By sending out Crawford, Wilcox, and Hamilton, the Clippers can bring back $9.9 million in salary in a three-team trade that sends the Clippers players to Cleveland and Haywood's contract to Miami. This would make landing both McRoberts and Andersen impossible, but the Clippers could still pursue either of the two big men along with Mario Chalmers. Chalmers brings two rings' worth of experience as well as solid NBA point guard skills, giving the Clippers valuable depth on an expiring deal. He is the third point guard option the Clippers need and would probably find himself in a smaller role than he's ever had before.
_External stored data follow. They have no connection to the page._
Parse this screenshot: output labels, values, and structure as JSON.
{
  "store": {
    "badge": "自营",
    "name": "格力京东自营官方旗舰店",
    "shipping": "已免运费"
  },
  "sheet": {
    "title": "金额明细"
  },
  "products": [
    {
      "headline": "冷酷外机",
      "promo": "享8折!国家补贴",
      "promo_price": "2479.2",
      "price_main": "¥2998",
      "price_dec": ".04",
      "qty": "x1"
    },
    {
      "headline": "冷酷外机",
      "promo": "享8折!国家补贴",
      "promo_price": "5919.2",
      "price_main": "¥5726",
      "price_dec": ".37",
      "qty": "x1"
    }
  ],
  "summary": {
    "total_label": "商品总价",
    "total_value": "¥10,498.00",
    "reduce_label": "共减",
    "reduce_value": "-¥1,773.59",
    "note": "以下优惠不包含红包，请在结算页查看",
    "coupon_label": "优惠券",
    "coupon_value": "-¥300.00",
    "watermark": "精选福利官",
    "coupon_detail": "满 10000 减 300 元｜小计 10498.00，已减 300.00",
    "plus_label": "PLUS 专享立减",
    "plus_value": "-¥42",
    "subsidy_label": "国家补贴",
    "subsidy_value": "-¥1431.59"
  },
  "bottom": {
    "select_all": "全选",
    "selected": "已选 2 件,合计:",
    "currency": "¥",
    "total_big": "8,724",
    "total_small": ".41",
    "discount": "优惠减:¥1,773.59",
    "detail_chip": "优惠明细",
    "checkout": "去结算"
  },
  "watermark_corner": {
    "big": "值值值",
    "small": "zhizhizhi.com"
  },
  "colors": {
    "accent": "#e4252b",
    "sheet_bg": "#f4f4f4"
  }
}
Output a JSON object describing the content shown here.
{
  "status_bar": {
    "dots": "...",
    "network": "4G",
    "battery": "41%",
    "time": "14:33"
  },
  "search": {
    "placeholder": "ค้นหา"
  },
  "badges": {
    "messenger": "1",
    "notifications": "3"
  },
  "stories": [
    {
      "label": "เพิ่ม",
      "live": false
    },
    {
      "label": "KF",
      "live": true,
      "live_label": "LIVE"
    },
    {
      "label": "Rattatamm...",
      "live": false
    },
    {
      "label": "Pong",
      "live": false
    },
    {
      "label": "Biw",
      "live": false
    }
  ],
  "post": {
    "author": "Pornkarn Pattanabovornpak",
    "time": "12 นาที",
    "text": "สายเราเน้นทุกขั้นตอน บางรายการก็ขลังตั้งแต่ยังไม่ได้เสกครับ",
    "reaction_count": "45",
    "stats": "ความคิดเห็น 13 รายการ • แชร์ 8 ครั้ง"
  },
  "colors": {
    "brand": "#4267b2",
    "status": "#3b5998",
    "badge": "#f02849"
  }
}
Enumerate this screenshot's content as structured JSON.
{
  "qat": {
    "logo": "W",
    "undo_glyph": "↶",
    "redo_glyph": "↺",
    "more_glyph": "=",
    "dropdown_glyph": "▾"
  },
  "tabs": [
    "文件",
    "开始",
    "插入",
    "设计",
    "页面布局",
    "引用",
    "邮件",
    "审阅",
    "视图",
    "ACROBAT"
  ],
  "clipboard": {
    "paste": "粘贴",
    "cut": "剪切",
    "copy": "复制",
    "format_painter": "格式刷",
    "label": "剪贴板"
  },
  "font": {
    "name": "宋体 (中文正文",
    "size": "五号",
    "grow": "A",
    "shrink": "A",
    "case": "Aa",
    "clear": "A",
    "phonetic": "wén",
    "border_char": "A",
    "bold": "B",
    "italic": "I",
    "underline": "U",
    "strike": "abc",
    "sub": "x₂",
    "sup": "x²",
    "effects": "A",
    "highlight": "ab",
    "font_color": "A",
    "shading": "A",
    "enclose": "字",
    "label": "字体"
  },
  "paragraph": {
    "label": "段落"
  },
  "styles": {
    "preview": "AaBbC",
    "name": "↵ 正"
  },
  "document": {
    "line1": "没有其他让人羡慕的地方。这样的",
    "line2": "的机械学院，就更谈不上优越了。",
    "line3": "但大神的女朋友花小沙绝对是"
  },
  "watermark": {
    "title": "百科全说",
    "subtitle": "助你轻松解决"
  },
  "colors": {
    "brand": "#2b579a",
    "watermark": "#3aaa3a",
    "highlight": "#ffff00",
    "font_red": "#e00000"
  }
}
McRoberts and Andersen are both options as a third big. Andersen is of course famous for his bizarre tattoos and haircuts, as well as his "birdman" stunt on the court. He blocks shots at a high rate but doesn't have much range or versatility offensively and would only be a stopgap as a 37-year-old on an expiring deal.
McRoberts, on the other hand, would be an eerie reminder of the recently-traded Spencer Hawes, as a stretch big who is a versatile passer. He only played 17 games last season, which is worrisome, but his career 35% from deep and 4 assists per 36 are valuable. At 28 years old, he has two years left on his contract at $5.5 and $5.8 million before a $6 million player option.
The other way to orchestrate landing one of the Heat big men along with Crawford is by finding an alternate third team to Cleveland. If one of the many teams left with cap space can be persuaded to take on Crawford's expiring deal, either because he fits well as a reserve scorer and high-character veteran for their youth players, or because his paycheck is worth taking on CJ Wilcox (and other potential sweetener from Miami), then they can facilitate a trade to land the Clippers the players they need. Instead of receiving a large, non-guaranteed contract to cut like Cleveland can give them, Miami would instead take back the rights to some long-forgotten international pick (the Clippers own the rights to Serhiy Lishchuk, the 49th overall pick in 2004) as the Clippers' players were absorbed into the third team's cap room.
I would love to see the name Serhiy Lishchuk in some Woj tweet as a part of a Clippers trade this summer. I don't know why, but it would just make my day.
Thanks to everyone who contributed to our conversation on potential trade targets. Keep the discussion going!